🤖 AI Summary
This work investigates robustness degradation in image recognition models deployed on hardware accelerators (CPU/GPU/FPGA/ASIC), caused by defects in DNN compiler toolchains—such as erroneous device code generation and compilation failures. To address this, the authors propose MutateNN, the first mutation testing framework specifically designed for DNN compilers. It defines six hardware-aware mutation operators targeting conditional logic, layer structure, data types, and input configurations, and integrates differential testing with multi-platform deployment to systematically evaluate fault responses of seven mainstream models across four accelerator types. Experiments reveal that conditional logic mutations induce up to 90.3% accuracy deviation; layer modifications, data-type mutations, and input perturbations cause up to 99.8% performance degradation or complete model failure, with highly consistent failure patterns across devices. This work establishes a novel methodology and empirical benchmark for reliability validation of AI models in safety-critical hardware deployments.
📝 Abstract
As the usage of Artificial Intelligence (AI) on resource-intensive and safety-critical tasks increases, a variety of Machine Learning (ML) compilers have been developed, enabling compatibility of Deep Neural Networks (DNNs) with a variety of hardware acceleration devices. However, given that DNNs are widely utilized for challenging and demanding tasks, the behavior of these compilers must be verified.
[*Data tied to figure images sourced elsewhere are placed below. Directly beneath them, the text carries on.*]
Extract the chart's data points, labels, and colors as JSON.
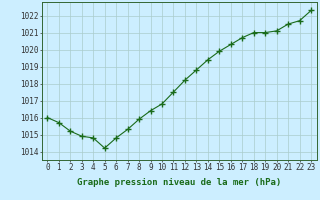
{
  "x": [
    0,
    1,
    2,
    3,
    4,
    5,
    6,
    7,
    8,
    9,
    10,
    11,
    12,
    13,
    14,
    15,
    16,
    17,
    18,
    19,
    20,
    21,
    22,
    23
  ],
  "y": [
    1016.0,
    1015.7,
    1015.2,
    1014.9,
    1014.8,
    1014.2,
    1014.8,
    1015.3,
    1015.9,
    1016.4,
    1016.8,
    1017.5,
    1018.2,
    1018.8,
    1019.4,
    1019.9,
    1020.3,
    1020.7,
    1021.0,
    1021.0,
    1021.1,
    1021.5,
    1021.7,
    1022.3
  ],
  "line_color": "#1a6b1a",
  "marker": "+",
  "marker_size": 4.0,
  "marker_linewidth": 1.0,
  "line_width": 0.8,
  "background_color": "#cceeff",
  "grid_color": "#aacccc",
  "xlabel": "Graphe pression niveau de la mer (hPa)",
  "xlabel_fontsize": 6.5,
  "ylabel_ticks": [
    1014,
    1015,
    1016,
    1017,
    1018,
    1019,
    1020,
    1021,
    1022
  ],
  "xlim": [
    -0.5,
    23.5
  ],
  "ylim": [
    1013.5,
    1022.8
  ],
  "tick_fontsize": 5.5,
  "xlabel_bold": true,
  "fig_width": 3.2,
  "fig_height": 2.0,
  "dpi": 100
}
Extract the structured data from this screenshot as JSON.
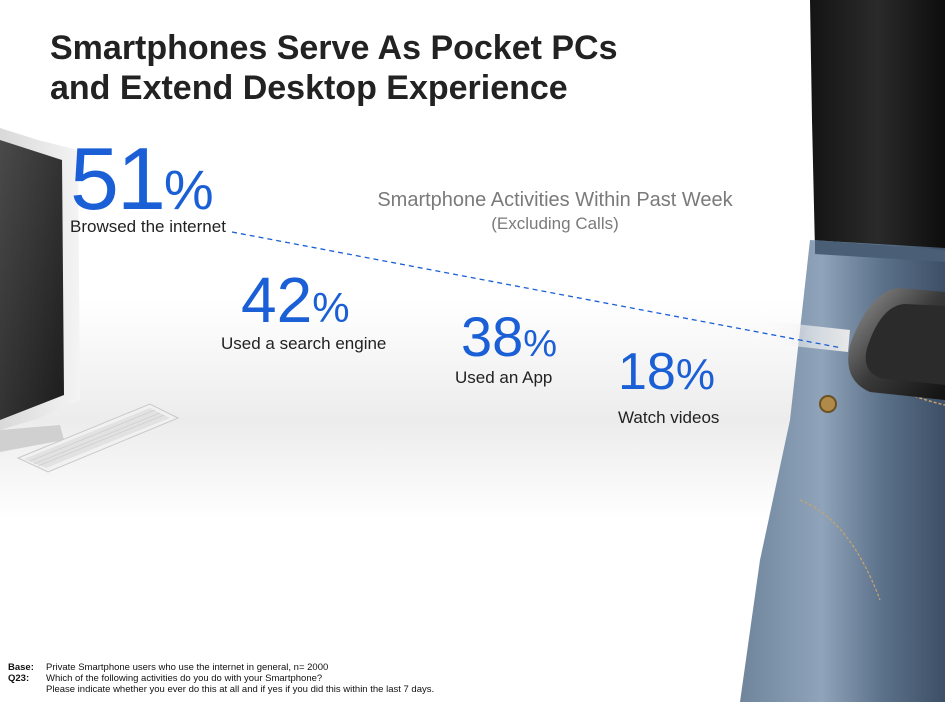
{
  "title": {
    "line1": "Smartphones Serve As Pocket PCs",
    "line2": "and Extend Desktop Experience"
  },
  "subtitle": {
    "line1": "Smartphone Activities Within Past Week",
    "line2": "(Excluding Calls)"
  },
  "stats": [
    {
      "value": "51",
      "unit": "%",
      "label": "Browsed the internet"
    },
    {
      "value": "42",
      "unit": "%",
      "label": "Used a search engine"
    },
    {
      "value": "38",
      "unit": "%",
      "label": "Used an App"
    },
    {
      "value": "18",
      "unit": "%",
      "label": "Watch videos"
    }
  ],
  "footer": {
    "base_key": "Base:",
    "base_text": "Private Smartphone users who use the internet in general, n= 2000",
    "q_key": "Q23:",
    "q_text1": "Which of the following activities do you do with your Smartphone?",
    "q_text2": "Please indicate whether you ever do this at all and if yes if you did this within the last 7 days."
  },
  "colors": {
    "accent_blue": "#1a5fd6",
    "title_text": "#222222",
    "subtitle_text": "#7a7a7a"
  },
  "icons": [
    "desktop-monitor-illustration",
    "keyboard-illustration",
    "jeans-with-smartphone-photo"
  ]
}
To this direction, we propose MutateNN, a tool that utilizes elements of both differential and mutation testing in order to examine the robustness of image recognition models when deployed on hardware accelerators with different capabilities, in the presence of faults in their target device code - introduced either by developers, or problems in their compilation process. We focus on the image recognition domain by applying mutation testing to 7 well-established DNN models, introducing 21 mutations of 6 different categories. We deployed our mutants on 4 different hardware acceleration devices of varying capabilities and observed that DNN models presented discrepancies of up to 90.3% in mutants related to conditional operators across devices. We also observed that mutations related to layer modification, arithmetic types and input affected severely the overall model performance (up to 99.8%) or led to model crashes, in a consistent manner across devices.